The video begins with an aerial shot of Kobane and spooky white noise. You then hear the gunfire, see the black Islamic flag fluttering in the corner and listen as a message chirps on to the screen: “Drone of Islamic State Army.” Then appears a red light blinking like a beacon. Then the gunfire gets closer. Another flashing light. More gunfire. Then you see him: John Cantlie, a British hostage of the Islamic State, here to star in video both real and surreal.

The Washington Post’s video team suspects the beginning of video, which was released on Monday and shows Cantlie speaking from Kobane, is doctored in some way. The suspicions are well-founded. The video, like many of the Islamic State’s clips and magazines, looks like a scene from “Call of Duty.”

It highlights what analysts say has become one of the more salient characteristics of Islamic State media — “gamification,” as the Intercept put it— apparent both in the fighters’ language as well as in their videos. They show balls of flamefancy graphics and masked fighters who look like they should be on the cover of an X-Box game. One British fighter named Abu Sumayyah al-Britani even told American Journalist Jonathan Khron his life in Syria is more satisfying than in the United Kingdom because now it “is better than that game ‘Call of Duty'” as he can shoot guns without concern.

“If current trends persist, al-Qaeda will become known as ‘your father’s terrorist group,’ an organization that has gone out of style,” stated an article in the Clarion Project, a nonprofit anti-extremist organization. ” … The new generation of jihadists has a different style than one the West is used to seeing. It’s hard to envision Osama bin Laden in a rap video, telling an off-color joke or openly indulging in American entertainment.”

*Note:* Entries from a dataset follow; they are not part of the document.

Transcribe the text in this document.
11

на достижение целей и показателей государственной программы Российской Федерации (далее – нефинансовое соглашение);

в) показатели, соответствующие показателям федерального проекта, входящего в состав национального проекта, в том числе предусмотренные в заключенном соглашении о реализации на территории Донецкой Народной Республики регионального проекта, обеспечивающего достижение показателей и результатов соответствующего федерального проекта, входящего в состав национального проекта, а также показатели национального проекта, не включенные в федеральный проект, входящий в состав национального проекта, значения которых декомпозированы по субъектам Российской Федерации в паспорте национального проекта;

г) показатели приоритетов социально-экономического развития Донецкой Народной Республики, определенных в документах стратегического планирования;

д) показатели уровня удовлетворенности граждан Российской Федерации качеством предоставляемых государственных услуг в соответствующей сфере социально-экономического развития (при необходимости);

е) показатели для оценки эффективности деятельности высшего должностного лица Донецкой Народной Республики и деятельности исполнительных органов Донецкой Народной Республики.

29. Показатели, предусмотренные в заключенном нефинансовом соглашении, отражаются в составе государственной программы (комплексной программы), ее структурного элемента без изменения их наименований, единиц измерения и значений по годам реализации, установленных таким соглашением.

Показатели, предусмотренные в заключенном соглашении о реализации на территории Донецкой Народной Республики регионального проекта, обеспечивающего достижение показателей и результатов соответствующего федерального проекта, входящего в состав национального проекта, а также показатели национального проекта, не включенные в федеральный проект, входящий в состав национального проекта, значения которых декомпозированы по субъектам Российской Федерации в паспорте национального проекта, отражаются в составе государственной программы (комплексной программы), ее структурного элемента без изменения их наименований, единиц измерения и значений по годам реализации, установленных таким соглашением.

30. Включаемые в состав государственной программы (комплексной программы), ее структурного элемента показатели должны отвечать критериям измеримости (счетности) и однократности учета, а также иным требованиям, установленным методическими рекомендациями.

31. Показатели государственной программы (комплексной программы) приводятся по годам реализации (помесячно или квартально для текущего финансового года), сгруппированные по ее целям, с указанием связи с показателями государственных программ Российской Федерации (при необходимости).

And that, experts say, is part of the appeal — and why the terrorist organization, which is battling for Kobane and threatening Baghdad, will continue releasing videos like Monday’s starring John Cantlie. If a video can be the “real-life evocation” of a video-game fantasy, it may draw more recruits than scripture or religious fanaticism.

“For many young people, it’s probably not too difficult to relate,” wrote the New Yorker’s Jay Caspian King. ” … It’s worth wondering how much further their reach can extend. How many frustrated kids whose only outlets for aggression are Call of Duty, sports, or hip-hop will take a disastrous step into illogic and see [the Islamic State] as the real-life evocation of those fantasies?”

This theme was perhaps most noticeable with the recent release of what appears to be a “Grand Theft Auto”-esque video game by a group allegedly linked to the Islamic State lionizing the exploits of a militant. In it, the Islamic State “player” runs around, lifts cars, gets into a lot of gunfights — all of it to the lilting sound of a jihadist song. “The Islamic State was already well known for its sophisticated film making, and many of the scenes depicted in the video appear to be a ‘gamification’ of previous Islamic State propaganda footage,” according to the Intercept. ” … It appears that the [Islamic State] media war is continuing to evolve in new and weird directions.”

Other fighters have picked up the motif by tweeting, “This is our Call of Duty and we Respawn in Jannah,” using the gamer word “respawn” to signify rebirth.

Political analyst Abdullah Hamidaddin said such imagery refutes the notion that the Islamic State’s recruitment tactics have anything to do with religion. It instead pitches youths in the same way video games do, by whetting the appetite for adventure. “The videos [are] clearly not a call to jihad,” Hamidaddin wrote in Al Arabiya News. “This is a call to adventure and adventure in the minds of many youths is in risk and destruction.”

But the success of the strategy is less in the idea’s conception than its execution, John Horgan, a terrorist expert at the University of Massachusetts at Lowell, told New York Magazine. He said much of the imagery does rival “Call of Duty.” “They are carefully composed, well-edited videos that capture both the nobility and urgency of joining the fight, juxtaposed with pulse-pounding images and slo-mo videos of adventure in battle,” he said.